GOOD PARENTING: What Parent Advocates of Trans Kids Can Teach Us
November 19, 2025
Concordia professor Kimberley Manning will be visiting UVic on November 24th and 25th for an informal meet and greet and lecture on Good Parenting: What Parent Advocates of Trans Kids Can Teach Us.
Meet and Greet:
Monday, November 24, 2025
1:00 PM - 3:00 PM PDT
UVic, Human & Social Development A300
Lecture:
Tuesday, November 25, 2025
7:00 PM - 8:30 PM PDT
Thank you to UVic's Faculty of Social Sciences
& Lansdowne for supporting this talk
& Lansdowne for supporting this talk
While much of the literature on the relationship between gender-diverse children and their parents focuses on the role caretakers play in their child’s development, fewer studies explore how parents themselves are changed by their experiences. Addressing this gap, we explored how advocacy for gender-diverse children reshapes the lives of affirming parents, fostering deeper kinship bonds and a broader understanding of human diversity and struggle.

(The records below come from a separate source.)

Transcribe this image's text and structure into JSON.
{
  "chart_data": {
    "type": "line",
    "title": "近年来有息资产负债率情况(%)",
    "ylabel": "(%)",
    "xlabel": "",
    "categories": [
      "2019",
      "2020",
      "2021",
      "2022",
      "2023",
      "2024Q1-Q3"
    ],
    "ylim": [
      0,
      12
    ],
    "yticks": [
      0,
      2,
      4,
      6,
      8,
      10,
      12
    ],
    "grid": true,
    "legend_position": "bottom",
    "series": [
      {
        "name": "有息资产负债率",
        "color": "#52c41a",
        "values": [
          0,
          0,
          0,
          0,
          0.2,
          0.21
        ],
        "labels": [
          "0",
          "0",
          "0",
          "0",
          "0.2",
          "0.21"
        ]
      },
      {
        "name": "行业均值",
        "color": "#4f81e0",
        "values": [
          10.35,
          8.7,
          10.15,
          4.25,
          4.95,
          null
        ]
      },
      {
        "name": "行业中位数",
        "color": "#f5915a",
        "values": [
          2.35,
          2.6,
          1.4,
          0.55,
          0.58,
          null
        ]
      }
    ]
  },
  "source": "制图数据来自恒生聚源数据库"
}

Drawing on preliminary analysis of interviews with 62 affirming parents across Canada, we contrast the views of the parental rights movement, which seeks to control young people’s gender nonconformity, with that of affirming parents who view parenting as about relationships. We affirm the well-documented finding that parental support improves the mental health of gender-diverse youth, but also shows how affirming parents themselves experience personal growth through their advocacy. We suggest that affirming a transgender child can reflect the complexity and perspective change that characterizes a psychologically rich life, offering an alternative framework for gender-creative parenting shaped by openness, transformation and an ethic of care.
Kimberley Ens Manning’s research focuses on gender and politics in the People’s Republic of China and Canada, with a particular interest in the advocacy of Canadian parents of transgender children and youth. Analyzing the relationship between gender and political institutions through the lens of family ties, Kimberley has previously published in the Canadian Journal of Political Science, Feminist Media Studies, Gender and History, and the China Quarterly, and is most recently the author of The Party Family: Revolutionary Attachments and the Gendered Origins of State Power in China (Cornell University Press, 2023). Professor of Political Science and Women’s Studies at Concordia University, Kimberley’s recent research, writing, and teaching explores how feminist leadership practices can contribute to the creation of more equitable institutions.